Mediator proposes cut in number of layoffs planned by Iberia

Labor law expert suggests 3,141 job cuts instead of 3,800

The labor law expert agreed upon by Iberia management and labor representatives to mediate in their dispute over the airline’s restructuring plan has proposed fewer job cuts than are included in the official labor force adjustment plan (ERE) filed by the Spanish carrier.

Gregorio Tudela, a professor of private, social and economic law at Madrid's Autónoma University (UAM), met with representatives of the two sides on Wednesday to present his report, which calls for 3,141 workers to be laid off, about 16 percent of its workforce. The ERE presented by Iberia entails the dismissal of some 3,800 employees.

The meeting took place as Iberia employees entered the eighth day of a series of a series of stoppages to protest the ERE. Cabin crew and ground staff held a five-day strike last month and began another five-day stoppage on Monday, which was seconded this time around by the airline’s pilots. Another five-day protest is planned just before the Easter holidays.

An estimated 1,300 flights are due to be canceled this week by Iberia and other airlines such as Vueling, Iberia express and Air Nostrum, which rely on Iberia for handling services.

The figure suggested by Tudela is close to the 3,141 job cuts Iberia’s management proposed before talks broke down between the two sides.
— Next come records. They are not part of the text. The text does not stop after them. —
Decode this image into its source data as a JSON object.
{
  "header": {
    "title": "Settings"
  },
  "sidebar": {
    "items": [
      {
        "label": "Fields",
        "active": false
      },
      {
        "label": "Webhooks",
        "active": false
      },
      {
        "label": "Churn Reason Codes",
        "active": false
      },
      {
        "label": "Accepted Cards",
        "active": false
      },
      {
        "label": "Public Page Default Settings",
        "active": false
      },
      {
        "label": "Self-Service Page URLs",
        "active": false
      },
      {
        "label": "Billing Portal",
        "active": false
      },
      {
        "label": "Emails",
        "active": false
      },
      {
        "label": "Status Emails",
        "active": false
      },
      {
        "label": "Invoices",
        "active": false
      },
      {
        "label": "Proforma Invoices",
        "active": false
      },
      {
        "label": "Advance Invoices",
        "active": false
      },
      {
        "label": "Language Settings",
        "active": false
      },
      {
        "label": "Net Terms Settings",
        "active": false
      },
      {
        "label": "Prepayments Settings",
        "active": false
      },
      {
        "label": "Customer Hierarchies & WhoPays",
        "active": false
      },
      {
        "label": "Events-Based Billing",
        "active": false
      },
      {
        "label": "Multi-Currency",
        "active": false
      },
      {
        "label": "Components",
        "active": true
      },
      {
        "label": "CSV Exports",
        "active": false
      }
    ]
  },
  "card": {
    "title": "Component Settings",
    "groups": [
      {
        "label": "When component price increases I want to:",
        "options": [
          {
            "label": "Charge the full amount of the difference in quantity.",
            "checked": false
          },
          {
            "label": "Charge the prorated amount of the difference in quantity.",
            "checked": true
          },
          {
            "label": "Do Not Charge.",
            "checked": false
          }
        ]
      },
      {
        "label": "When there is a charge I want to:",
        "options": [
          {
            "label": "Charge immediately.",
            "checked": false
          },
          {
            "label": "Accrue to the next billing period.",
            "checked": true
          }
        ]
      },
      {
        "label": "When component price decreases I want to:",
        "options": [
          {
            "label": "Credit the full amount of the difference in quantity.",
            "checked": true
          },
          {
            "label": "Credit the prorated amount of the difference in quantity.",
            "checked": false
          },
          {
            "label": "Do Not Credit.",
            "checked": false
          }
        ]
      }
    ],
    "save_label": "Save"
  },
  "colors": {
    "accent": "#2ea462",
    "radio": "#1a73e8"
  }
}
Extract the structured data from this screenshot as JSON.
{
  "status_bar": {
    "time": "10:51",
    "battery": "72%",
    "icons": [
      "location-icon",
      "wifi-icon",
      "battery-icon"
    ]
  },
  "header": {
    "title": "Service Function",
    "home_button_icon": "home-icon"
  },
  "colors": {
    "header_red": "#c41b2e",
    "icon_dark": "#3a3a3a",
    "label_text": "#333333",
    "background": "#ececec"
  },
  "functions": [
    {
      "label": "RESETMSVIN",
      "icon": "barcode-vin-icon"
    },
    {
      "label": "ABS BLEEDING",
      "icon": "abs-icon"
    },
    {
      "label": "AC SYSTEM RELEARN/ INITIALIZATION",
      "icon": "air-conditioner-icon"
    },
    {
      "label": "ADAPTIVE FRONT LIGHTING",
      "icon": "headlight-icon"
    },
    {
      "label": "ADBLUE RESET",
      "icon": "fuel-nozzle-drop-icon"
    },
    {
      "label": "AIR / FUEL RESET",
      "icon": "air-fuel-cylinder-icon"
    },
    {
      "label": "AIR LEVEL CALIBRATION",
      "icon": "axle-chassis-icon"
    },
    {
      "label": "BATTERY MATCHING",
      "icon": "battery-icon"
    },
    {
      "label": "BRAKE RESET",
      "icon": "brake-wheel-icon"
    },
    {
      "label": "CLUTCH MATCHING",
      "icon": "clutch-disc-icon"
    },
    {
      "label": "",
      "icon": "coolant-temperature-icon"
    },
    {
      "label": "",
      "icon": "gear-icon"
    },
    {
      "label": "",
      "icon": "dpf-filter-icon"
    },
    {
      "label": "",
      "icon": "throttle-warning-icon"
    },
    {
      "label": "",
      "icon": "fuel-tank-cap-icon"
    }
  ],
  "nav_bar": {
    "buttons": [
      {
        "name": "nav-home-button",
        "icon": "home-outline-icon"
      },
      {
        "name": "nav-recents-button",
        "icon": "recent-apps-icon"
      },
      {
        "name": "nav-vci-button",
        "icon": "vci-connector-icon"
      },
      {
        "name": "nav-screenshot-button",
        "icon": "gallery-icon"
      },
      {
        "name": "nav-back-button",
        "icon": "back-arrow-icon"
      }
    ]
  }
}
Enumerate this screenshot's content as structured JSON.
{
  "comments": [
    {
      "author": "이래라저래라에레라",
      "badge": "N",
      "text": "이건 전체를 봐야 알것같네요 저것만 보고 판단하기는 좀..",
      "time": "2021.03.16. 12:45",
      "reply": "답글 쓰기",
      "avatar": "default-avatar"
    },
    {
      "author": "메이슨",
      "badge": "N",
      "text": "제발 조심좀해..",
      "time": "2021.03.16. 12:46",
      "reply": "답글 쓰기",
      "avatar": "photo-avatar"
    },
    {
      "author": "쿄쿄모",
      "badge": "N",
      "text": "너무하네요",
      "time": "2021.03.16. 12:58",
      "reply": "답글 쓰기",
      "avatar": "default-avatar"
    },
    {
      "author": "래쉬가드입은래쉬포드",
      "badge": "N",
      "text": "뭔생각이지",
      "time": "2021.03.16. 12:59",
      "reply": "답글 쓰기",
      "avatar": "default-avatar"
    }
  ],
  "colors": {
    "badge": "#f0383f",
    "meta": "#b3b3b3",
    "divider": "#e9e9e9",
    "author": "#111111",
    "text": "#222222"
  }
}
The restructuring plan presented by the airline in November of last year called for 4,500 layoffs.

Tudela also proposed an average pay cut for ground staff of seven percent, and 14 percent for cabin crew.

International Airline Group (IAG), the holding company for merger of Iberia and British Airways, argues that the restructuring is necessary to restore the Spanish carrier to profitability. Iberia's losses last year widened to 351 million euros from 98 million a year earlier, a result which helped drive IAG into the red.

Union representatives claim the layoffs are the start of a plan by BA to dismantle Iberia and get its hands on its assets cheaply.